Gilles Joubert

1,5 million de photos

Trois-Rivières — Si vous suivez les Aigles de Trois-Rivières et que vous voyez votre binette apparaître sur leur page Facebook, il y a de fortes chances que la photo ait été prise par Gilles Joubert.

L’enthousiasme de notre Tête d’affiche pour les sports n’est surpassé que par sa passion pour la photographie. «Je ne prends pas de photos d’action», s’empresse de préciser l’homme de 90 ans qui préfère laisser cette tâche aux photographes du Nouvelliste. «Ce que j’aime, c’est photographier la foule», dit-il.

Droit comme un chêne, l’ouïe aiguisée, Gilles Joubert a toujours bon œil. Il suffit d’un match de baseball, de hockey ou d’un grand événement dans la région pour qu’il mette son appareil Sony au travail.

Ce photographe d’expérience aime bien la nouvelle technologie numérique. Plus besoin de vérifier l’éclairage ou de faire la mise au point comme autrefois. Gilles Joubert jure qu’il n’a jamais suivi de cours de photographie. Tout lui est venu par essais et erreurs.

Si bien des personnes âgées ne sont pas à l’aise avec les gadgets électroniques et l’informatique, ce n’est pas le cas du doyen des photographes de la région. Dans son appartement, une pièce est entièrement réservée à son ordinateur et à toutes les autres composantes nécessaires pour numériser, stocker ou imprimer des photos sur papier glacé. Il précise que ses photos, qu’il évalue au nombre de quelque 1,5 million et dont les premières datent de 1984, sont soigneusement consignées, notamment sur un disque dur externe.

Cette date, c’est l’année où sa femme lui avait fait cadeau, pour son anniversaire, d’un appareil photo Pentax SP 1000 entièrement manuel. C’est aussi l’année où le pape Jean-Paul II était venu à Cap-de-la-Madeleine. Cette occasion exceptionnelle était inespérée pour exercer son nouveau passe-temps, raconte-t-il.

Gilles Joubert a gagné sa vie en vendant des assurances. Des gens, il en connaît. Des contacts, il en a. Cette année-là, il avait rêvé de devenir photographe d’un jour et d’immortaliser cet événement remarquable dans l’histoire de la région. Il avait donc demandé à nul autre que Claude Masson, alors président-éditeur du Nouvelliste, de se joindre temporairement à l’équipe des photographes, afin d’avoir les mêmes accès privilégiés que les médias.
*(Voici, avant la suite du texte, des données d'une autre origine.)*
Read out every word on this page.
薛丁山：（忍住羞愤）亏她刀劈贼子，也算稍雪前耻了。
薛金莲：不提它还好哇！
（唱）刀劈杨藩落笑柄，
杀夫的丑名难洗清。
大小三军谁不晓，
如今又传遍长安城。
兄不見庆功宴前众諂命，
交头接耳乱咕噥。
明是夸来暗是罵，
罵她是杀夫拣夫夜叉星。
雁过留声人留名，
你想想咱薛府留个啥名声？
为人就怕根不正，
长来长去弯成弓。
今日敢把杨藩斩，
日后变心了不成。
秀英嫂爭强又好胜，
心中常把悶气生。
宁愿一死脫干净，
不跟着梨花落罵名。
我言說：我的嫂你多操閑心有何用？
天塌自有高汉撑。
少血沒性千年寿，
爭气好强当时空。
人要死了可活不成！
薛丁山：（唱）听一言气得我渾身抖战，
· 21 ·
L’équipe de sécurité du pape «avait fait une enquête avant d’accepter», se souvient-il. «On a questionné mes voisins pour savoir si j’étais catholique.»

Ses images ne lui rapportent pas beaucoup, mais juste assez, cette fois-là, pour acheter une toute nouvelle caméra.

Cette proximité avec le pape et les images croquées ce jour-là ont déclenché une passion pour la photo qui ne le quittera jamais. Partout où il va, partout où il s’implique, sa caméra l’accompagne, notamment à la Société canadienne du cancer où il prend, pour l’organisme, les images des moments forts des campagnes de financement.

Il est le photographe bénévole d’une foule d’organisations de la région. Ancien joueur de basketball et 15 ans arbitre dans ce sport, Gilles Joubert immortalise aussi de ses clics la Can-Am, la Fondation de la Can-Am, les Amis du GP3R et le baseball junior.

Dans une forme splendide pour son âge, Gilles Joubert a pris sa retraite en 1993 pour se consacrer encore plus à fond à la photographie. Les secrets de sa vitalité sont simples. «Je m’accepte comme je suis et je n’envie pas les autres», résume-t-il.